Mir gefiel auch immer der Jesus-Film von 1979.
Man muss sich also - aus meiner Sicht - zuerst einmal umschauen und zurechtfinden im christlichen Lager.
Und wer nun Jesus Christus ist, der Auferstandene, der alle Tage bei uns sein will bis zum Ende der Welt, das lässt sich nur erfahren und sehr schlecht erzählen. Er ist jedenfalls als Person da. Er lebt. Er ist keine Idee oder Theorie. Er ist der, dessen Stimme wir hören und dessen Worten wir folgen. Und nach und nach werden wir mehr und mehr verwandelt. Gott zur Ehre.
Das lässt sich nur schwer mit Worten beschreiben.
Wenn Du jedenfalls Dein Glaubensleben intensivieren möchtest, rate ich Dir zuerst einmal Dich umzusehen. In Büchern, in der Bibel, in Gottesdiensten. Was spricht Dich an? Und von dieser Ansprache gehe weiter Schritt für Schritt. Es wird sich bald darauf der zu Dir gesellen, der nimmermehr von Deiner Seite weichen und Dich vor allem Unheil bewahren will.
@plueschmors
Auch dich (wie an alle anderen) ganz lieben Dank für deine Mühe und die Inspiration.

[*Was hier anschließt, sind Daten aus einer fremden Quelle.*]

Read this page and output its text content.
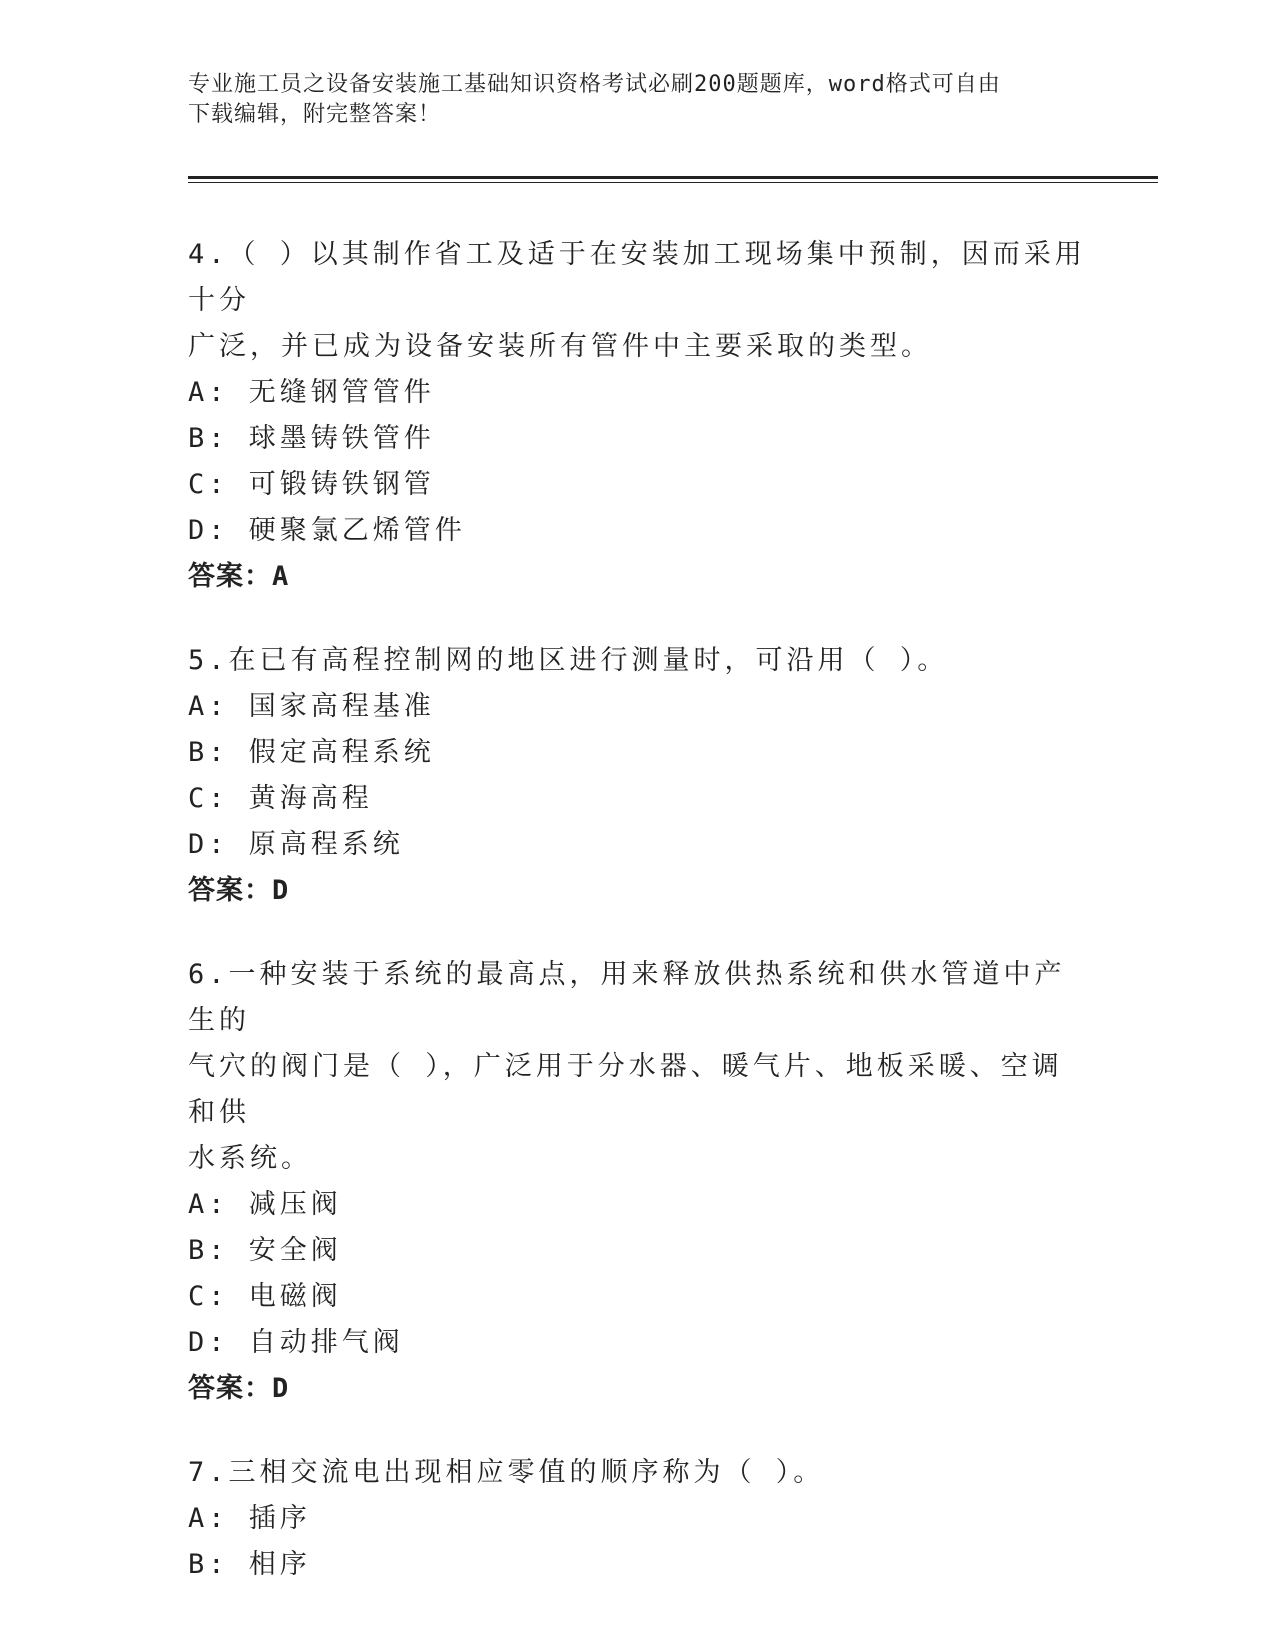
专业施工员之设备安装施工基础知识资格考试必刷200题题库，word格式可自由
下载编辑，附完整答案！

4.（ ）以其制作省工及适于在安装加工现场集中预制，因而采用十分

广泛，并已成为设备安装所有管件中主要采取的类型。

A: 无缝钢管管件

B: 球墨铸铁管件

C: 可锻铸铁钢管

D: 硬聚氯乙烯管件

答案：A

5.在已有高程控制网的地区进行测量时，可沿用（ ）。

A: 国家高程基准

B: 假定高程系统

C: 黄海高程

D: 原高程系统

答案：D

6.一种安装于系统的最高点，用来释放供热系统和供水管道中产生的

气穴的阀门是（ ），广泛用于分水器、暖气片、地板采暖、空调和供

水系统。

A: 减压阀

B: 安全阀

C: 电磁阀

D: 自动排气阀

答案：D

7.三相交流电出现相应零值的顺序称为（ ）。

A: 插序

B: 相序
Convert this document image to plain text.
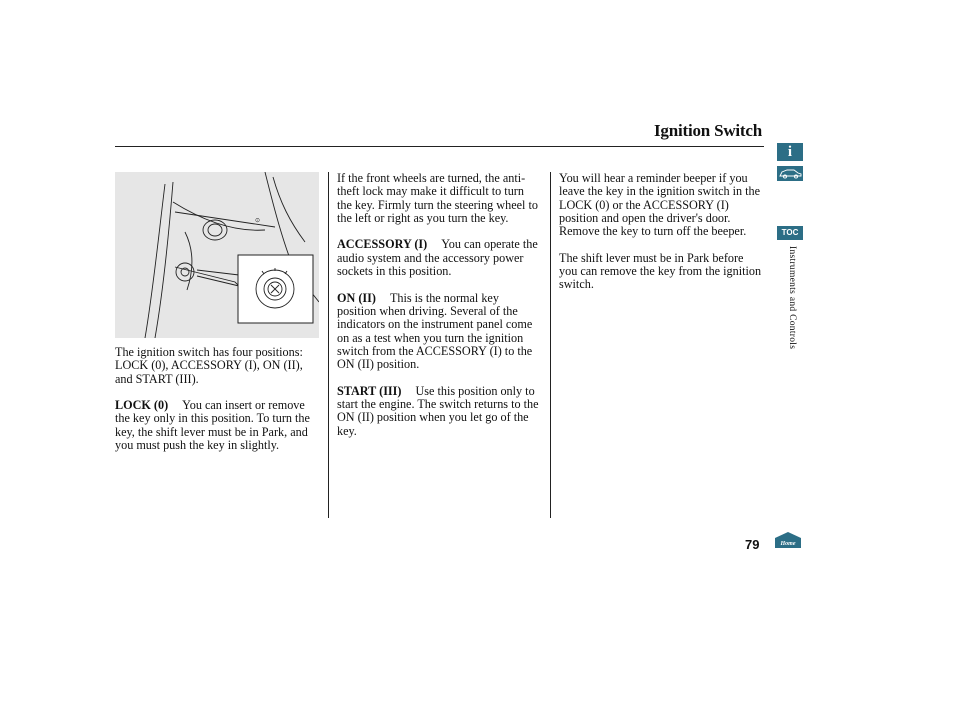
Ignition Switch
⊙

The ignition switch has four positions: LOCK (0), ACCESSORY (I), ON (II), and START (III).

LOCK (0) You can insert or remove the key only in this position. To turn the key, the shift lever must be in Park, and you must push the key in slightly.

If the front wheels are turned, the anti-theft lock may make it difficult to turn the key. Firmly turn the steering wheel to the left or right as you turn the key.

ACCESSORY (I) You can operate the audio system and the accessory power sockets in this position.

ON (II) This is the normal key position when driving. Several of the indicators on the instrument panel come on as a test when you turn the ignition switch from the ACCESSORY (I) to the ON (II) position.

START (III) Use this position only to start the engine. The switch returns to the ON (II) position when you let go of the key.

You will hear a reminder beeper if you leave the key in the ignition switch in the LOCK (0) or the ACCESSORY (I) position and open the driver's door. Remove the key to turn off the beeper.

The shift lever must be in Park before you can remove the key from the ignition switch.

i
TOC
Instruments and Controls
79	Home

Ich hab einiges nachzudenken und werde eure Aspekte und Ideen und Vorschläge und ... beherzigen.
@plueschmors
Als ich gleichsam über Nacht plötzlich Christ war
Einfach so?
Nein. Ich habe diese schreckliche Nacht im Bauch des Fisches verbringen müssen.
Lieber Michael,
weißt du, so wie du einen Menschen nicht nur durch Bücher, sondern erst in der Begegnung kennenlernst, so ist es auch mit Jesus.
Er ist nicht nur eine historische Figur, er ist heute gegenwärtig – nicht als bloße ‚Absicht‘, sondern als lebendige Person in einer geistigen Wirklichkeit.
Du musst dafür nicht perfekt glauben oder die richtigen Worte haben. Fang einfach an, ihn anzusprechen, so wie du mit einem Freund reden würdest:
‚Jesus, wenn es dich gibt, wie sie sagen, dann zeig dich mir.‘
Und dann lass dein Herz offen. Er kommt leise, oft unscheinbar, in Gedanken, in Menschen, in kleinen Begebenheiten – und plötzlich merkst du: Er ist wirklich da.
In aller Liebe Dein Bruder
Oh Je, größer Fauxpas,
Natürlich ein freundlicher Hallo an alle.